MAZE Tina

Tina MAZE

Tina Maze has become the poster definition of an all-around skier the last couple of years. After nabbing a series of silver medals in the 2009 world ski championships and the 2010 Winter Olympics, the Slovenian finally found gold in the world championships in 2011, taking the top step of the podium in giant slalom and getting another silver in super-combined. She wrapped up the 2011 season with her first slalom victory and kicked off 2012 skiing her strongest in the tight gates, but still cabable of being on top in any discipline.

If she didn't commit so much time to ski racing, it's highly possible Maze could be a famous pianist. As it stands, her secondary interest of music is enough to entertain her Slovenian teammates when they happen to stay in a hotel on the World Cup tour that has a piano. Still, Maze believes that the passion and focus required of playing music is similar to what makes her fast on the race course.

"I was playing the piano at school and I think the art goes really good with sport. It's really related," she said. "You need feeling for sport like you need for art or music or whatever."

After making her World Cup debut on her home hill in Maribor in 1999, the 26-year-old from the small town of Crna na Koroskem in the northern part of Slovenia became a regular presence on the Cup circuit in 2000-01 and clinched her first victory in the 2002/2003 season at the opening giant slalom race in Soelden. She has since checked off eleven more victories - eight in GS - and became the first Slovenian woman in history to win a World Cup downhill race in St. Moritz in 2008. Much to the home crowd's delight, Maze made her first Cup podium in Maribor in 2002 (second pace in GS) and has gone on to win the tour's token stop in her home country twice (in 2005 and 2009).

Her determination and focus in her sport was evident in her 2009 world championship giant slalom race. In the first run of the race, Maze finished 15th and stormed off the race course with angry tears streaming down her face because her goggles were fogged up the entire way down the course. Then she came back for the second run and skied it nearly a second faster than anyone else, which was enough to win the silver world championship medal.

"I was fighting," Maze said after the race. "I just skied down angry at every gate. I should get someone to get me angry at the start so I can ski like this every time."

Quiet and unassuming but quick to smile, before her world championship silver Maze, who is one of very few women on the circuit to race on Stoeckli skis, had feared herself unable to perform in big events. She said winning the medal gave her one of "the greatest feelings" she's ever had.

With 28 World Cup podiums to her name in GS, slalom, super-G and downhill, Maze wrapped up last season with a victory in the final race in Are, Sweden, and is sure to carry that speed into the 2011/2012 season.

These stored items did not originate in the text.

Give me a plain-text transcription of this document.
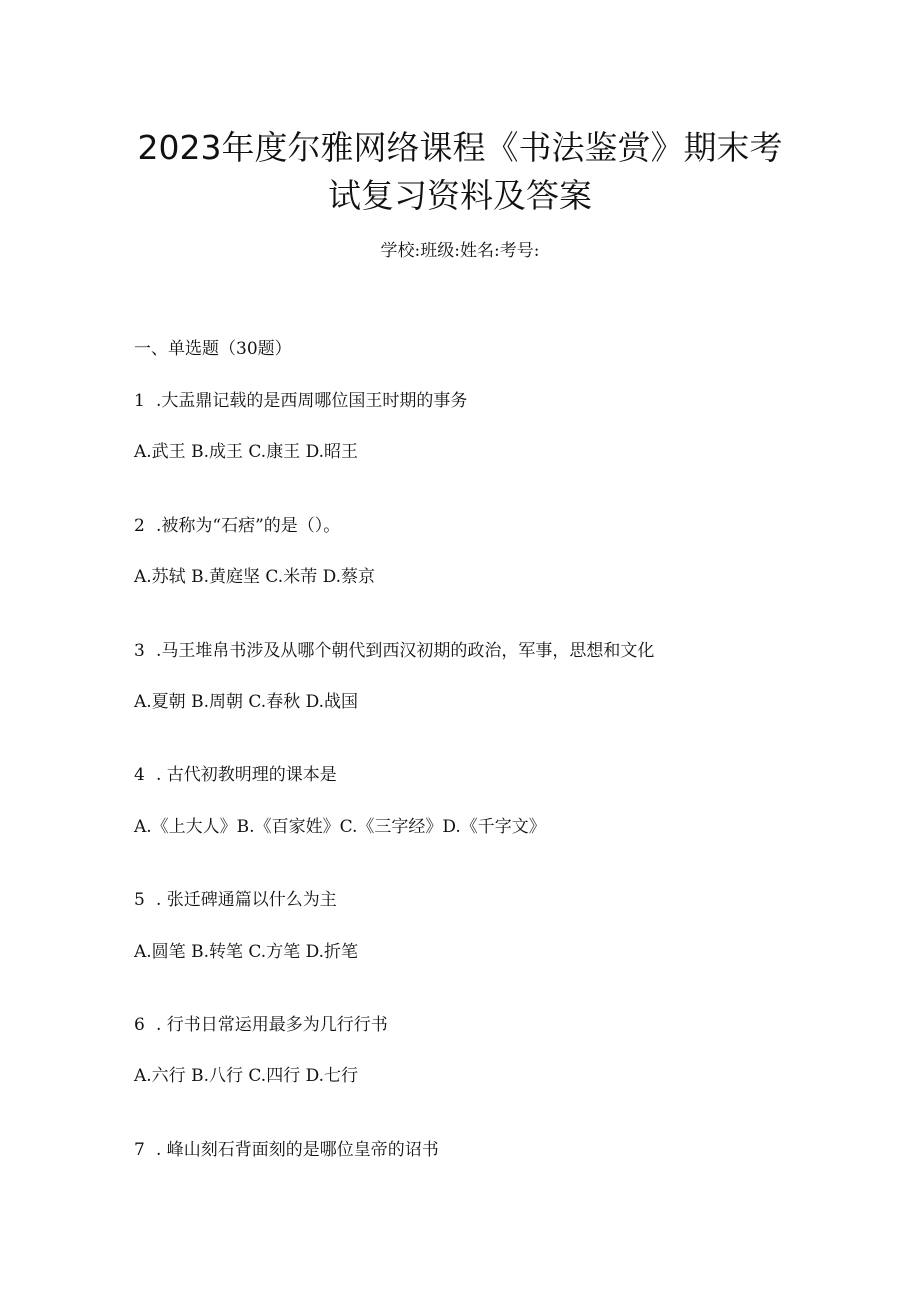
2023年度尔雅网络课程《书法鉴赏》期末考
试复习资料及答案
学校:班级:姓名:考号:
一、单选题（30题）
1 .大盂鼎记载的是西周哪位国王时期的事务
A.武王 B.成王 C.康王 D.昭王
2 .被称为“石痞”的是（）。
A.苏轼 B.黄庭坚 C.米芾 D.蔡京
3 .马王堆帛书涉及从哪个朝代到西汉初期的政治，军事，思想和文化
A.夏朝 B.周朝 C.春秋 D.战国
4 . 古代初教明理的课本是
A.《上大人》B.《百家姓》C.《三字经》D.《千字文》
5 . 张迁碑通篇以什么为主
A.圆笔 B.转笔 C.方笔 D.折笔
6 . 行书日常运用最多为几行行书
A.六行 B.八行 C.四行 D.七行
7 . 峰山刻石背面刻的是哪位皇帝的诏书
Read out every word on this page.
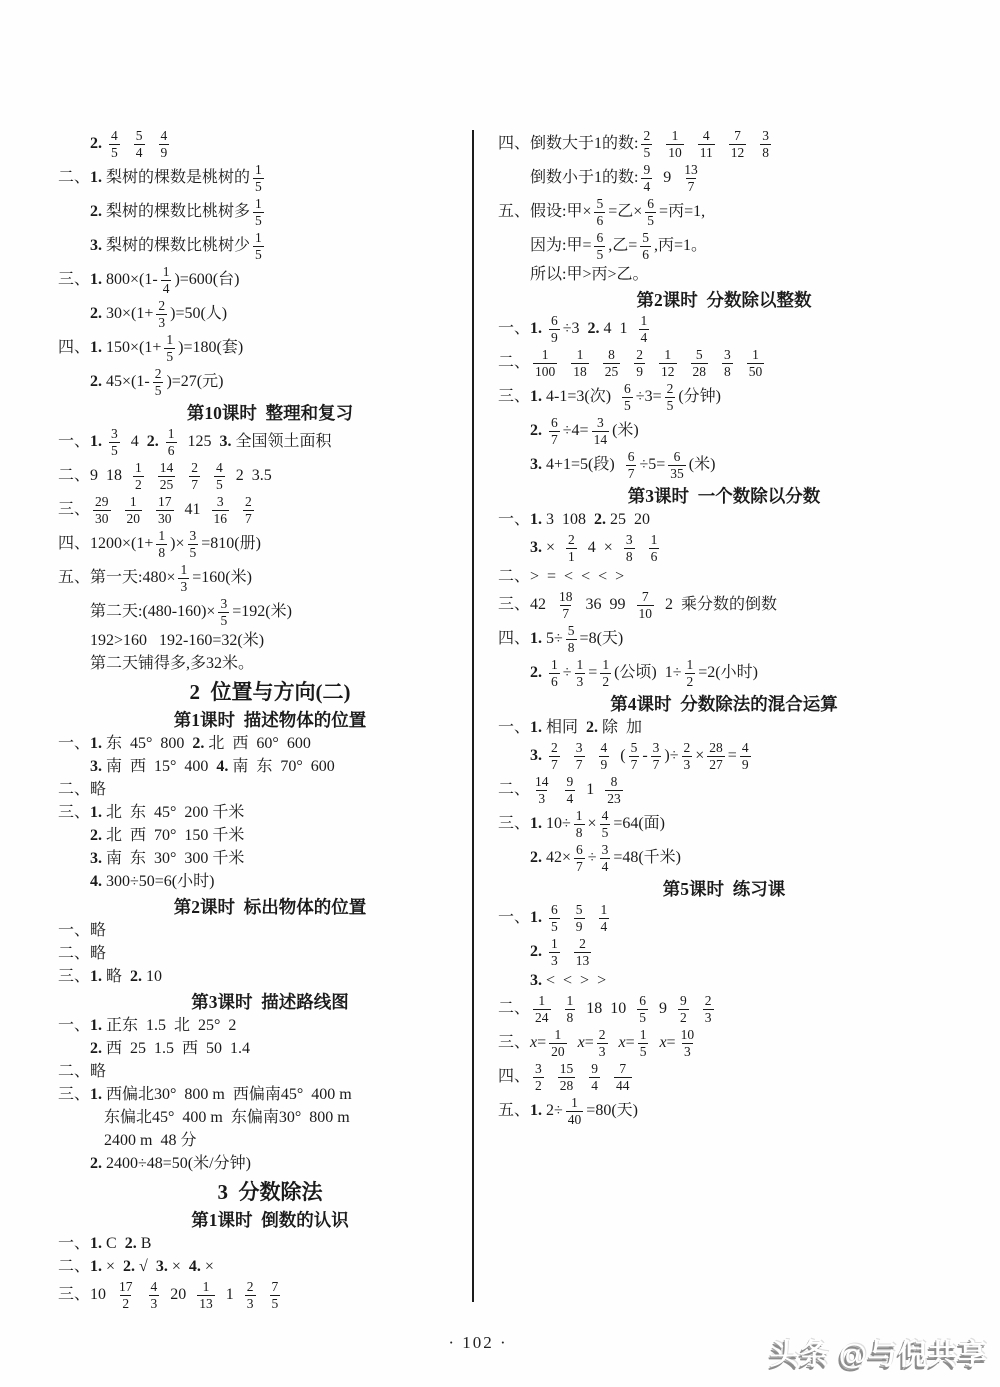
2. $\frac{4}{5}$
$\frac{5}{4}$
$\frac{4}{9}$
二、1. 梨树的棵数是桃树的 $\frac{1}{5}$
2. 梨树的棵数比桃树多 $\frac{1}{5}$
3. 梨树的棵数比桃树少 $\frac{1}{5}$
三、1. $800\times(1- \frac{1}{4} )=600$(台)
2. $30\times(1+ \frac{2}{3} )=50$(人)
四、1. $150\times(1+ \frac{1}{5} )=180$(套)
2. $45\times(1- \frac{2}{5} )=27$(元)
第10课时  整理和复习
一、1. $\frac{3}{5} 4$  2. $\frac{1}{6} 125$  3. 全国领土面积
二、9  $18 \frac{1}{2}$
$\frac{14}{25}$
$\frac{2}{7}$
$\frac{4}{5} 2$  3.5
三、 $\frac{29}{30}$
$\frac{1}{20}$
$\frac{17}{30} 41 \frac{3}{16}$
$\frac{2}{7}$
四、$1200\times(1+ \frac{1}{8}$ )× $\frac{3}{5} =810$(册)
五、第一天:480× $\frac{1}{3} =160$(米)
第二天:(480-160)× $\frac{3}{5} =192$(米)
192>160   192-160=32(米)
第二天铺得多,多32米。
2  位置与方向(二)
第1课时  描述物体的位置
一、1. 东  45°  800  2. 北  西  60°  600
3. 南  西  15°  400  4. 南  东  70°  600
二、略
三、1. 北  东  45°  200 千米
2. 北  西  70°  150 千米
3. 南  东  30°  300 千米
4. 300÷50=6(小时)
第2课时  标出物体的位置
一、略
二、略
三、1. 略  2. 10
第3课时  描述路线图
一、1. 正东  1.5  北  25°  2
2. 西  25  1.5  西  50  1.4
二、略
三、1. 西偏北30°  800 m  西偏南45°  400 m
东偏北45°  400 m  东偏南30°  800 m
2400 m  48 分
2. 2400÷48=50(米/分钟)
3  分数除法
第1课时  倒数的认识
一、1. C  2. B
二、1. ×  2. √  3. ×  4. ×
三、$10 \frac{17}{2}$
$\frac{4}{3} 20 \frac{1}{13} 1 \frac{2}{3}$
$\frac{7}{5}$
四、倒数大于1的数: $\frac{2}{5}$
$\frac{1}{10}$
$\frac{4}{11}$
$\frac{7}{12}$
$\frac{3}{8}$
倒数小于1的数: $\frac{9}{4} 9 \frac{13}{7}$
五、假设:甲× $\frac{5}{6}$ =乙× $\frac{6}{5}$ =丙=1,
因为:甲= $\frac{6}{5}$ ,乙= $\frac{5}{6}$ ,丙=1。
所以:甲>丙>乙。
第2课时  分数除以整数
一、1. $\frac{6}{9} \div 3$  2. 4  $1 \frac{1}{4}$
二、 $\frac{1}{100}$
$\frac{1}{18}$
$\frac{8}{25}$
$\frac{2}{9}$
$\frac{1}{12}$
$\frac{5}{28}$
$\frac{3}{8}$
$\frac{1}{50}$
三、1. 4-1=3(次) $\frac{6}{5} \div 3= \frac{2}{5}$ (分钟)
2. $\frac{6}{7} \div 4= \frac{3}{14}$ (米)
3. 4+1=5(段) $\frac{6}{7} \div 5= \frac{6}{35}$ (米)
第3课时  一个数除以分数
一、1. 3  108  2. 25  20
3. × $\frac{2}{1} 4 \times \frac{3}{8}$
$\frac{1}{6}$
二、>  =  <  <  <  >
三、$42 \frac{18}{7} 36$  $99 \frac{7}{10} 2$  乘分数的倒数
四、1. $5\div \frac{5}{8} =8$(天)
2. $\frac{1}{6} \div \frac{1}{3} = \frac{1}{2}$ (公顷)  $1\div \frac{1}{2} =2$(小时)
第4课时  分数除法的混合运算
一、1. 相同  2. 除  加
3. $\frac{2}{7}$
$\frac{3}{7}$
$\frac{4}{9}$ ( $\frac{5}{7} - \frac{3}{7}$ )÷ $\frac{2}{3} \times \frac{28}{27} = \frac{4}{9}$
二、 $\frac{14}{3}$
$\frac{9}{4} 1 \frac{8}{23}$
三、1. $10\div \frac{1}{8} \times \frac{4}{5} =64$(面)
2. $42\times \frac{6}{7} \div \frac{3}{4} =48$(千米)
第5课时  练习课
一、1. $\frac{6}{5}$
$\frac{5}{9}$
$\frac{1}{4}$
2. $\frac{1}{3}$
$\frac{2}{13}$
3. <  <  >  >
二、 $\frac{1}{24}$
$\frac{1}{8} 18$  $10 \frac{6}{5} 9 \frac{9}{2}$
$\frac{2}{3}$
三、$x= \frac{1}{20} x= \frac{2}{3} x= \frac{1}{5} x= \frac{10}{3}$
四、 $\frac{3}{2}$
$\frac{15}{28}$
$\frac{9}{4}$
$\frac{7}{44}$
五、1. $2\div \frac{1}{40} =80$(天)
· 102 ·	头条 @与倪共享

Though she prefers to spend her summer time near the sea playing beach volleyball, Maze, who traveled independently with two personal coaches on the World Cup tour last season, has time for little else in the winter besides training, physical therapy and ski racing.

In addition to her Mother Tongue of Slovenian, Maze speaks German and English and likes to drink coffee to wake up in the morning before training or racing and is known to have another cup in the afternoon so she can "wake up again."